Sebagai pemilik saham 5% (pemegang saham terkecil) karena PT United Tractors Tbk (UNTR) menguasai 95% saham sejak Agustus 2018 lalu, Pemda Kabupaten Tapsel juga berperan membuat kebijakan pengalokasian dana CSR PT AR untuk memabangun Menara Pandang. Sebab itu, Pemda Tapsel merasa telah mengeluarkan dana untuk membangun Menara Pandang, sehingga merasa layak untuk memasang tarif masuk.
Sejumlah masyarakat Sipirok menyayangkan penetapan kewajiban tarif masuk Menara Pandang tersebut mengingat kondisi pembangunan sektor pariwisata belum memadai akibat Covid-19. "Masyarakat yang datang ke Sipirok, rata-rata karena mencari alternatif agar tidak jenuh di rumah akibat pandemi Covid-19," kata Indra Muda Siregar, Ketua Forum Pemuda Peduli Sipirok Narobi (FPPSN), yang menyebarkan tagar #Visit Sipirok Narobi 2021 sejak tahun 2020.
Indra Muda Siregar menilai, mestinya Pemda Kabupaten Tapanuli Selatan menggratiskan para pengunjung naik ke Menara Pandang agar wisatawan beramai-ramai datang ke Sipirok. Dengan begitu, dia yakin Kota Sipirok sebagai Ibu Kota Kabupaten Tapanuli Selatan akan lebih ramai dan tidak seperti kota mati. "Kalau wisatawan terbiasa datang dan situasi pandemi sudah lepas, barulah Pemda Kabupaten Tapsel bicara soal tarif masuk atau pendapatan asli daerah," katanya.
Menurut dia, destinasi-destinasi pariwisata yang ada di Kabupaten Tapanuli Selatan belum bisa diandalkan sebagai sumber pendapatan asli daerah karena manajemen pengelolaannya belum maksimal. "Pemdapatan terbesar pemerintah daerah bukan dari tarif masuk, tapi dari perputaran perekomonian di dalam objek-objek wisata. Bila perlu gratiskan masuk agar wisatawan bisa berbelanja di dalam objek wisata," katanya.

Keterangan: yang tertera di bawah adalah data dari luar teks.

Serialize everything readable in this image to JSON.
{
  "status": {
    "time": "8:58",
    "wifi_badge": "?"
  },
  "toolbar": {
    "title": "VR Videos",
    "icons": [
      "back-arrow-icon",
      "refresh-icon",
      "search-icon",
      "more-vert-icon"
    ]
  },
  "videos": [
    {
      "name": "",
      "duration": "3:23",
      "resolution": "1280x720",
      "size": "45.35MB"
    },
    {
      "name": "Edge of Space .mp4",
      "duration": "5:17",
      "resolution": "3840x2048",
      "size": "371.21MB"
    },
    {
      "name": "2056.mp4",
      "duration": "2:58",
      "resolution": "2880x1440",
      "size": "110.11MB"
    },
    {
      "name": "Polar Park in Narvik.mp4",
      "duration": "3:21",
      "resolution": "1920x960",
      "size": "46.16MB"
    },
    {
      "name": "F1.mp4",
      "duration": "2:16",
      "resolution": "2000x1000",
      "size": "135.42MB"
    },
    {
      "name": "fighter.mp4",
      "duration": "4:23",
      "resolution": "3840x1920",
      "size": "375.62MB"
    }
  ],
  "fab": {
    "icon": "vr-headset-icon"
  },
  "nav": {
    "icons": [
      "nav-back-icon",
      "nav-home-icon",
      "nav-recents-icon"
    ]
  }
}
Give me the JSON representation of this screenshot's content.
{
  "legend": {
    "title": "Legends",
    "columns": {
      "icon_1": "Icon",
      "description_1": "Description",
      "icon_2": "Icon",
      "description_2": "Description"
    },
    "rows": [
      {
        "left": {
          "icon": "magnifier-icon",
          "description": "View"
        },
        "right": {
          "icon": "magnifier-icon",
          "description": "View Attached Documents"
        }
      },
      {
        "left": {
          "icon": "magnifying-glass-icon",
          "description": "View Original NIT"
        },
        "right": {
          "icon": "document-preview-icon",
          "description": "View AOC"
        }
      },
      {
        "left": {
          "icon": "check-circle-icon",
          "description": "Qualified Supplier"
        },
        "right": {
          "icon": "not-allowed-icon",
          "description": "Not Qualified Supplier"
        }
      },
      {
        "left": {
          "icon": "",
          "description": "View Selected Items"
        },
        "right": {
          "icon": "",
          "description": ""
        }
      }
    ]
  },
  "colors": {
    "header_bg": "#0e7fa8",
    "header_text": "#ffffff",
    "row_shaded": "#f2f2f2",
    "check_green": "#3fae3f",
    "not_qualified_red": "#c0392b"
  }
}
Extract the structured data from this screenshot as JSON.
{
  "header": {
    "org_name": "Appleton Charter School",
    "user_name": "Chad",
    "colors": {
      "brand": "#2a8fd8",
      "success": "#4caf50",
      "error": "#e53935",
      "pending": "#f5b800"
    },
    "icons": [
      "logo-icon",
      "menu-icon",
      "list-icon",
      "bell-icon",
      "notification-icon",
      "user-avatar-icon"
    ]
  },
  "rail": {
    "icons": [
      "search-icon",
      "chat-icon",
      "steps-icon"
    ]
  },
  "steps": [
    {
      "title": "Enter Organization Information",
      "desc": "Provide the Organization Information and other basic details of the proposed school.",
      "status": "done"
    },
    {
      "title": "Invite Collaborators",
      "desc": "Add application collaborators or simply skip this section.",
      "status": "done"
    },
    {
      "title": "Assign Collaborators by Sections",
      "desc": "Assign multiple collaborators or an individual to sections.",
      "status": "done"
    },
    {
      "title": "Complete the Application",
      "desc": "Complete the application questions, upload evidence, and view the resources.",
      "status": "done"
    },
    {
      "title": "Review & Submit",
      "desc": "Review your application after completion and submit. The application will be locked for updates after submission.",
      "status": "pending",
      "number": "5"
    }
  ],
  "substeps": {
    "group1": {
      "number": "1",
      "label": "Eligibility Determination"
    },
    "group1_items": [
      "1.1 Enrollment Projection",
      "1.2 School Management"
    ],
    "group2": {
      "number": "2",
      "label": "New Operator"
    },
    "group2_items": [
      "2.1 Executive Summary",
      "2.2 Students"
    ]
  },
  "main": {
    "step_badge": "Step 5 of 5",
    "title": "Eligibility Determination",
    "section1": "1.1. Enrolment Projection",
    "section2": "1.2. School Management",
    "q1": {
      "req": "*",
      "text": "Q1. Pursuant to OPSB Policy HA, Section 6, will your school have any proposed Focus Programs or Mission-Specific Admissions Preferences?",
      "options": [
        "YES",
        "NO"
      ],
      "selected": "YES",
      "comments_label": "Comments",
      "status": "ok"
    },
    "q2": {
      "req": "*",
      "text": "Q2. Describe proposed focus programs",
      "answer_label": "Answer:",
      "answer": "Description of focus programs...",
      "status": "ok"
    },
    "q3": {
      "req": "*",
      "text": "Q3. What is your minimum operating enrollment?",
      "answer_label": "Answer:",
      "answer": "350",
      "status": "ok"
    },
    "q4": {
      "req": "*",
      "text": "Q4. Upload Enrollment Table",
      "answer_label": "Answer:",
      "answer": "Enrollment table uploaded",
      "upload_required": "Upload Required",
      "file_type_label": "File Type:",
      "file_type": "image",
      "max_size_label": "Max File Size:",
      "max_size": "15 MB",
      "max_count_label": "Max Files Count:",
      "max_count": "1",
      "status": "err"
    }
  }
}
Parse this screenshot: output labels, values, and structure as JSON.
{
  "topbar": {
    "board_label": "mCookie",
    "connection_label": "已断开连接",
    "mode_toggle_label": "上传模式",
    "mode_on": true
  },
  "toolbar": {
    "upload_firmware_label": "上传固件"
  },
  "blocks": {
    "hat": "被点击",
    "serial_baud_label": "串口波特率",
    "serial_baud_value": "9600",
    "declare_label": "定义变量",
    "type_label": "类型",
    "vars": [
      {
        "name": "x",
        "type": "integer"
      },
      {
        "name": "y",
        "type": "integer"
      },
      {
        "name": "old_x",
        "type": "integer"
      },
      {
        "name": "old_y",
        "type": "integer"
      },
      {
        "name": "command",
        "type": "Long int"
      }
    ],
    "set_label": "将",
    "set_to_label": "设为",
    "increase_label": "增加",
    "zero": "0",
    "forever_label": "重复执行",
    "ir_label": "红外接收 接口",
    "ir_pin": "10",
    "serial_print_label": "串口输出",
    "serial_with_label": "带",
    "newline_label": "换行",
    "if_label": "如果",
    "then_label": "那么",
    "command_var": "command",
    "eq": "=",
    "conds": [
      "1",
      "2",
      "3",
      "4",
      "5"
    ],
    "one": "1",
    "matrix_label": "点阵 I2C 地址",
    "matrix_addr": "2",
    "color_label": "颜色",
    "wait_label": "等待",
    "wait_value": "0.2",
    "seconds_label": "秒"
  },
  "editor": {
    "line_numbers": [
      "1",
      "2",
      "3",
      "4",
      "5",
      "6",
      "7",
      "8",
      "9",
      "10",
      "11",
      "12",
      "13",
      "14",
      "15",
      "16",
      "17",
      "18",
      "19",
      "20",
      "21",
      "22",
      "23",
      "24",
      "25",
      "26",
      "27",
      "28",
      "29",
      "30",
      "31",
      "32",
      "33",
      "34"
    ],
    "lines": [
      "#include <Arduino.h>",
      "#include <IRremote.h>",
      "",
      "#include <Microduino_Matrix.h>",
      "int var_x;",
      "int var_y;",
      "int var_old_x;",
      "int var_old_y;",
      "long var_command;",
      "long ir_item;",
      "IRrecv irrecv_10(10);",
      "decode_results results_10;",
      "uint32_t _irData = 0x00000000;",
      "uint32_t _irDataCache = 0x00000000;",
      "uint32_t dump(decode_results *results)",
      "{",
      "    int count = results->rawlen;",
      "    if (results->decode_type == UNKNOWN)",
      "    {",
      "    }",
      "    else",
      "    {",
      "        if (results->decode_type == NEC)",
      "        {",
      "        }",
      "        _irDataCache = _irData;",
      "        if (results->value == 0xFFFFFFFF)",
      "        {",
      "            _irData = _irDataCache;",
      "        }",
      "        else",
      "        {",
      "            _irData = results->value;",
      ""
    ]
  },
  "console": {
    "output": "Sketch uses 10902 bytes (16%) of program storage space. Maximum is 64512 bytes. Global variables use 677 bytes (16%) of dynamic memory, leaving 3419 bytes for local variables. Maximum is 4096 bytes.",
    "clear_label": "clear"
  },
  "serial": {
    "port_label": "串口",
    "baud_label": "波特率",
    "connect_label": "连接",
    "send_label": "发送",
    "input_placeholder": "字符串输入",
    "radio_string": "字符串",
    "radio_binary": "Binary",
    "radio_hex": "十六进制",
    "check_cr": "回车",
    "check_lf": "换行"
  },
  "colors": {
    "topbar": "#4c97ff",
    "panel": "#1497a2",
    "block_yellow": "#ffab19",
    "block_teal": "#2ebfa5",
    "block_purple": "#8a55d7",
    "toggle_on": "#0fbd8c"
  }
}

Indra Muda Siregar menyayangkan mentalitas para elite pemerintah daerah yang mengejar keuntungan sedikit lewat tarif masuk dan melepaskan keuntungan lebih besar yang akan terjadi karena pertambahan uang beredar di masyarakat akibat meningkatnya jumlah orang belanja. "Yang penting bagi pemerintah daerah, memberi fasilitas kepada sektor-sektor pendukung pengembangan pariwisata," katanya.